Unacknowledged British political economist and part-time singer Dave Gahan takes Olson’s theory further: “the grabbing hands, grab all they can, all for themselves, after all… it’s a competitive world.”
For most of us, we hope to pursue happiness, personal prosperity and security while the state protects our property and contracts. It’s a barebones safety net for taking risks and innovating. For the modern Left, the state is the conduit through which wealth is accumulated, by expropriating capital created in a marketplace and funnelling it back towards itself. In the Left’s view, violence to enact such policies is not only just, but fair. The justification is that it’s correcting historical injustices, imbalances in living conditions, wealth inequalities, etc, etc.
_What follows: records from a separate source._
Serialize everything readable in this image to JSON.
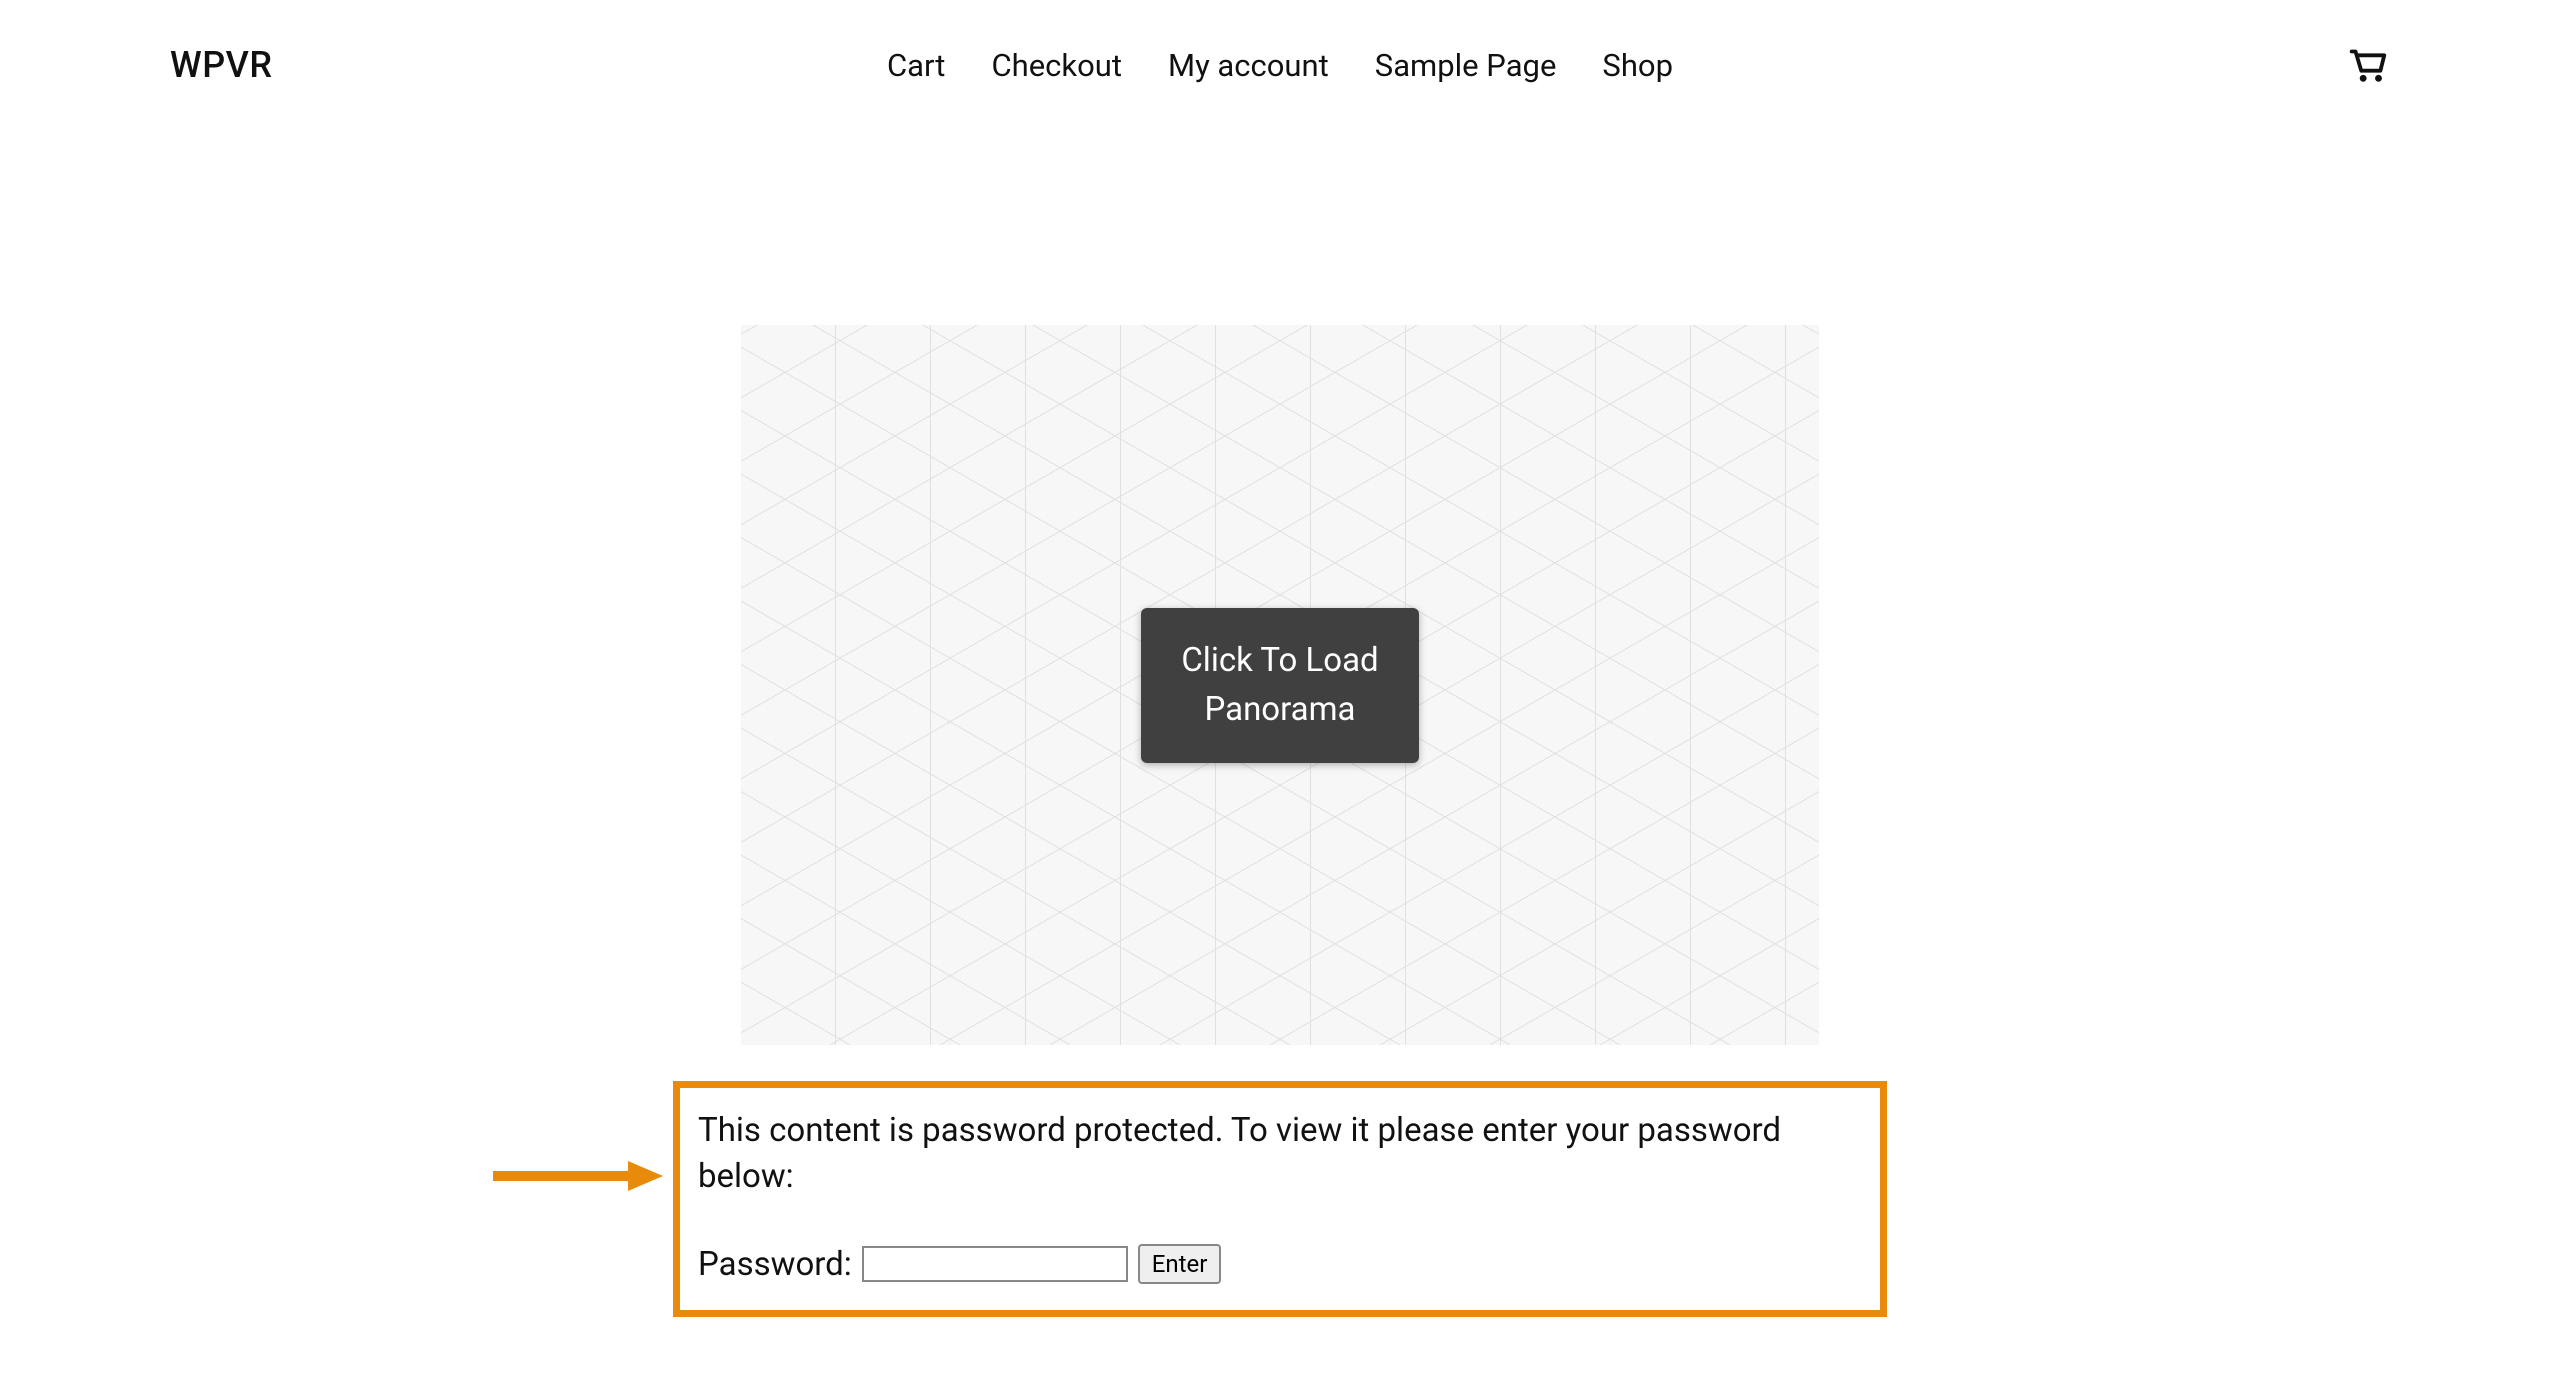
{
  "header": {
    "logo": "WPVR",
    "nav": {
      "items": [
        {
          "label": "Cart"
        },
        {
          "label": "Checkout"
        },
        {
          "label": "My account"
        },
        {
          "label": "Sample Page"
        },
        {
          "label": "Shop"
        }
      ]
    },
    "cart_icon": "cart-icon"
  },
  "panorama": {
    "button_line1": "Click To Load",
    "button_line2": "Panorama"
  },
  "password_protect": {
    "message": "This content is password protected. To view it please enter your password below:",
    "label": "Password:",
    "enter_label": "Enter"
  },
  "colors": {
    "highlight": "#e88b0c",
    "panorama_btn_bg": "#404040"
  }
}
However, it’s plain to see that the CEO of the government department combatting homelessness is living much better than the people they’re supposedly “helping.” Everyone wants to get ahead, and the Left do it through politicking. Leaders such as Anthony Albanese and Dan Andrews have done well for themselves as mere “public servants”, as beneficiaries and arbiters of the state’s monopoly on violence. It’s enriching oneself through state-sanctioned stealing instead of providing something of value in a marketplace.
The Left’s political obsession with envying those who have provided value to a lot of people is embedded in their “philosophy.” The Left is consumed by hatred of success in a free market, hatred of the “oppressor” class, hatred of traditional institutions that safeguard our liberties and society.
Government for groups larger than tribes normally arises, not because of social contracts or voluntary transactions of any kind.
The movement is perpetuated solely to guarantee the enrichment of a small privileged ruling class. Always was, always will be.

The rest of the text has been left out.